Friday, December 26, 2014

Postcards from Peru, Part 2: Negotiating a Foreign Land


The woman sitting beside me on the plane from Atlanta to Peru was traveling home to visit, she said, after many years in Indianapolis with her son and daughter-in-law. She spoke no English. Of course I did not get her picture, but had she not been dressed in western clothes she might have resembled the beautiful women here.

My Spanish was laborious and shaky, wrestled from daily walks along the Ohio, listening first to Pimsleur lessons from the library and, when these ran out, a program called Platiquemos. I told her I had never spoken Spanish with a real person before. We started out with names and travel plans, but as we talked she would forget how poor my skills were, and speak longer and faster, till I would pull her short with “Mas temprano, por favor,” and “Puede repitar, por favor?” Then we’d get back on track for a few moments, till she took off again.

Though this first encounter was not on our itinerary, traveling mercies usually offer such serendipities: a kind soul, overly confident in my listening abilities, a call to begin tuning up my ears, the first of many Peruvians who assumed I would understand.

She told me that she was a widow, and that she attended a Spanish-speaking Catholic church in east Indianapolis, believed deeply in Jesus, cared for her grandchildren, cooked for her children, and never learned to read or write, not even in Spanish. She showed me how she could sound out letters, but said she couldn’t combine them to make words.

Shortly before we landed, she held up her customs forms and asked for help. Fortunately, they were in Spanish. Even when I could only pronounce the questions without comprehension, she would reply, and I would write. The moment that very nearly made me cry was at the end, when she took the pen from my hand, adjusted it carefully among the aged fingers of her own right hand, and slowly, painstakingly, five seconds per letter, in perfect cursive, wrote her own name.

We spent only a few hours together, and only by chance. But in that brief exchange she gave me a living reminder that humans have made our way on this planet for countless generations, loving, tending, worshiping, working, even traveling and living in foreign lands, without ever learning skills, such as reading and writing, that educated westerners consider basic. And that while illiteracy is more unimaginable to me than living abroad, and poses barriers to human development that I could not wish on anyone, it is no measure of a person’s dignity or inner life.

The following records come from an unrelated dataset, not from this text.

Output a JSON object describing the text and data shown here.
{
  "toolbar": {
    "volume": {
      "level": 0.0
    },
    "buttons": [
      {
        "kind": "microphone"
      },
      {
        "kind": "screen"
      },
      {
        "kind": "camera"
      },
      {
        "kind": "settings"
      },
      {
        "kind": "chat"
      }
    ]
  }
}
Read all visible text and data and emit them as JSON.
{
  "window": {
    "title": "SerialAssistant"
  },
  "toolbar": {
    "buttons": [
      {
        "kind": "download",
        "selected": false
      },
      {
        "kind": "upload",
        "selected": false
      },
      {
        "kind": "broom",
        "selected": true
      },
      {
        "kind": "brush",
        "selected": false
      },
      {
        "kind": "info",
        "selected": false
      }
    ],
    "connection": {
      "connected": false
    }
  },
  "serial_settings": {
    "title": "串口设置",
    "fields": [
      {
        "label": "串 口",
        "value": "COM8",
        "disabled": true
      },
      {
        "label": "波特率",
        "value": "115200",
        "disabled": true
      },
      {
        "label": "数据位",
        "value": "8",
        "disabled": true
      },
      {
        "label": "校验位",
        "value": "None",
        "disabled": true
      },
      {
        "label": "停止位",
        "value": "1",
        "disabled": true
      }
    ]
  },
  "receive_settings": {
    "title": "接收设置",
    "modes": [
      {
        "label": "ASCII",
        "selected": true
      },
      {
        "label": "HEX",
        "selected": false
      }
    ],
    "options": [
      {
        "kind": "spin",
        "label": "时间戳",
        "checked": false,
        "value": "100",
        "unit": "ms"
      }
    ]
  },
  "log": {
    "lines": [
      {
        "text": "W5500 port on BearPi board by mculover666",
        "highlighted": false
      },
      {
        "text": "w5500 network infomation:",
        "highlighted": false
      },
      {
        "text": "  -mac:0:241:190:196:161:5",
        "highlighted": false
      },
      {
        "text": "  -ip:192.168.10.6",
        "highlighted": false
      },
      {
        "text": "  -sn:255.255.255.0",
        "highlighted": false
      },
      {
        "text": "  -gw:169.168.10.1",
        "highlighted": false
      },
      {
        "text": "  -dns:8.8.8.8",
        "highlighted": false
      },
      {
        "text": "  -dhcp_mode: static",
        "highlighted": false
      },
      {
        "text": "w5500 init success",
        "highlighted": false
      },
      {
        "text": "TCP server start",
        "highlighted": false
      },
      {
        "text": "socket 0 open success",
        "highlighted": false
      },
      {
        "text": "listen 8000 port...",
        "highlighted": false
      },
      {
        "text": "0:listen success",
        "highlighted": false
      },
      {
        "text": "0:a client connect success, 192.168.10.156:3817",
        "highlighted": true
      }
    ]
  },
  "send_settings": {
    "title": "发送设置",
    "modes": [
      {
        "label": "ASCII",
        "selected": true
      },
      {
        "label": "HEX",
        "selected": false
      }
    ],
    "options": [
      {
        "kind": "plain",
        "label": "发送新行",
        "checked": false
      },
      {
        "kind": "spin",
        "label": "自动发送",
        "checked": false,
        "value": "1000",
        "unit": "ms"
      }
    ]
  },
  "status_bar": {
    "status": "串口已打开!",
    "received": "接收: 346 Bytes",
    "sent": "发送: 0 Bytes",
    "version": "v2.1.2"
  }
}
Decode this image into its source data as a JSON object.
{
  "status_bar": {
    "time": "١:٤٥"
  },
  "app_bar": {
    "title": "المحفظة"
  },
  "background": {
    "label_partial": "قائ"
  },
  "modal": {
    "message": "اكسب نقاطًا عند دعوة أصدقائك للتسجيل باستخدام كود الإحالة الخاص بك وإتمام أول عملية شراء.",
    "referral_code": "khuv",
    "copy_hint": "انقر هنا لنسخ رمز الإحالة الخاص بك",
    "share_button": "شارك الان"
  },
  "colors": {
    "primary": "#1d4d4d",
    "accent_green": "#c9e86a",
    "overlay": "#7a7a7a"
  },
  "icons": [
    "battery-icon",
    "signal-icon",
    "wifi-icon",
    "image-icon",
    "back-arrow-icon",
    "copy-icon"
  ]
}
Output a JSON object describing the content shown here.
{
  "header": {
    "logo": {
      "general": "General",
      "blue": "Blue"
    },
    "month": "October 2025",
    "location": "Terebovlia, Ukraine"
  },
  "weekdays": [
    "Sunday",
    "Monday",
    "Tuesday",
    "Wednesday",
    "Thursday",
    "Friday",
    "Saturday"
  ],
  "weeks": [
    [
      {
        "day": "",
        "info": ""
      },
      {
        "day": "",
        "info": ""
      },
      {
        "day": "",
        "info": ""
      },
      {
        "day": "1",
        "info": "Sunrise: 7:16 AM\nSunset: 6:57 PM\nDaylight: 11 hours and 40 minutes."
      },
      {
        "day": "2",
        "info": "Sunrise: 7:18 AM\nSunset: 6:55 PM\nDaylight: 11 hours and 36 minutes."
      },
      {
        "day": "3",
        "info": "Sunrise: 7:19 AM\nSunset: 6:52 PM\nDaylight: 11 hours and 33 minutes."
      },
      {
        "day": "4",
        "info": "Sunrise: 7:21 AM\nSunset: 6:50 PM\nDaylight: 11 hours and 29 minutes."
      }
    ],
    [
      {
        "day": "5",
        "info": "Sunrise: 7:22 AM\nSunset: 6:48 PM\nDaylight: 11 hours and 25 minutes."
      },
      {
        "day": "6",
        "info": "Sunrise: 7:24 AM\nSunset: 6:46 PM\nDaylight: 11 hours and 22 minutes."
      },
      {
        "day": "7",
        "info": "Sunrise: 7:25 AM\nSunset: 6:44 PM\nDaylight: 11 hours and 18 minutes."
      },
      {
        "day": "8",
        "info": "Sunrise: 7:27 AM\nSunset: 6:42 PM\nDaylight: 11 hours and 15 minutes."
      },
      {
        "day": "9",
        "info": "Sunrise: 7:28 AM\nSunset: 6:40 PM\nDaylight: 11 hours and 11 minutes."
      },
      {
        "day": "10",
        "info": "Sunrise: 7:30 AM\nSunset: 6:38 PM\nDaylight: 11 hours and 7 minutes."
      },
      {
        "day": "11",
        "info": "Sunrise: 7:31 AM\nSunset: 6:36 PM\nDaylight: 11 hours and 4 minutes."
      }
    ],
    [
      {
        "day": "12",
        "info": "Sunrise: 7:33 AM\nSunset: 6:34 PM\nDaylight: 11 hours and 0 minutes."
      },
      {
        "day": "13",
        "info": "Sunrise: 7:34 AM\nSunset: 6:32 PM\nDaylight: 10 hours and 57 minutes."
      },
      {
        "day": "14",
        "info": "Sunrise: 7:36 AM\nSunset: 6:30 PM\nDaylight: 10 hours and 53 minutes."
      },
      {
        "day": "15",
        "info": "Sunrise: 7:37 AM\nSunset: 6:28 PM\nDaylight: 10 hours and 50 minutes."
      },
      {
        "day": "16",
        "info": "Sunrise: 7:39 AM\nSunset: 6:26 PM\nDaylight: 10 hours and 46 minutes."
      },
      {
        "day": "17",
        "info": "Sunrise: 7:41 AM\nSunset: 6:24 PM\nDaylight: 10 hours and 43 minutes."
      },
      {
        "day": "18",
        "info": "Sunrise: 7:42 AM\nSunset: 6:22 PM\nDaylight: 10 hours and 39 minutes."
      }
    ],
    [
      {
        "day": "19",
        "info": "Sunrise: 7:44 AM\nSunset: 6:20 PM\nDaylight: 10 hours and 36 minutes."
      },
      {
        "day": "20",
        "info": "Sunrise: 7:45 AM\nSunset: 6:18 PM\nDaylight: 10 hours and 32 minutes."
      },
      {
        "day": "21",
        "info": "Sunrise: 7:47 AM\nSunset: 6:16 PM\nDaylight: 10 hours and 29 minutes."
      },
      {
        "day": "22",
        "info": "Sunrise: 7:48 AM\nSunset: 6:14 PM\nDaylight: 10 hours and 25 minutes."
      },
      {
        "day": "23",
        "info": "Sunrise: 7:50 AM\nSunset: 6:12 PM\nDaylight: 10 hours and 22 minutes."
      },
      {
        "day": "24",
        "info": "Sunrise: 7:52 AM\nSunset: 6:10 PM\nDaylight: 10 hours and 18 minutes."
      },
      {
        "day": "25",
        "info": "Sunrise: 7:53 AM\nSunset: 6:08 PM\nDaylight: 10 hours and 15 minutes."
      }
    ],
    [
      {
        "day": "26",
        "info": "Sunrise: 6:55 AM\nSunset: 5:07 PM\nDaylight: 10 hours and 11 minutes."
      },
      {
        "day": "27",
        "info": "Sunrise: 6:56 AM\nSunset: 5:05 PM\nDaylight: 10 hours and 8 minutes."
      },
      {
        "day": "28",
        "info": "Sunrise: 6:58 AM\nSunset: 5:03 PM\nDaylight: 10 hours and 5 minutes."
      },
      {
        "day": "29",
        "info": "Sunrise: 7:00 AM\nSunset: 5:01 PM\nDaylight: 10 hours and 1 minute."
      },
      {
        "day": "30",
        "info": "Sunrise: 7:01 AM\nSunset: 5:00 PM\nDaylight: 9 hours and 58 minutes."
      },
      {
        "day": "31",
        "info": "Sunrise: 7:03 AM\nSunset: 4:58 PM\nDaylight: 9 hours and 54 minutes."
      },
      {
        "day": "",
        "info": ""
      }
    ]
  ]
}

If English were not so ubiquitous, I too would be illiterate in most every airport on earth. I have, in fact, ventured to neighborhoods, in many countries with nonwestern alphabets and tongues, where I was functionally illiterate and deaf, rescued only by an interpreter’s presence or by American confidence that I could somehow negotiate my way back to linguistic security, which was never far away. I’m not sure what it would be like to make my home where I daily confronted such barriers. I imagine it takes courage, trust, and skill beyond any I have yet exercised.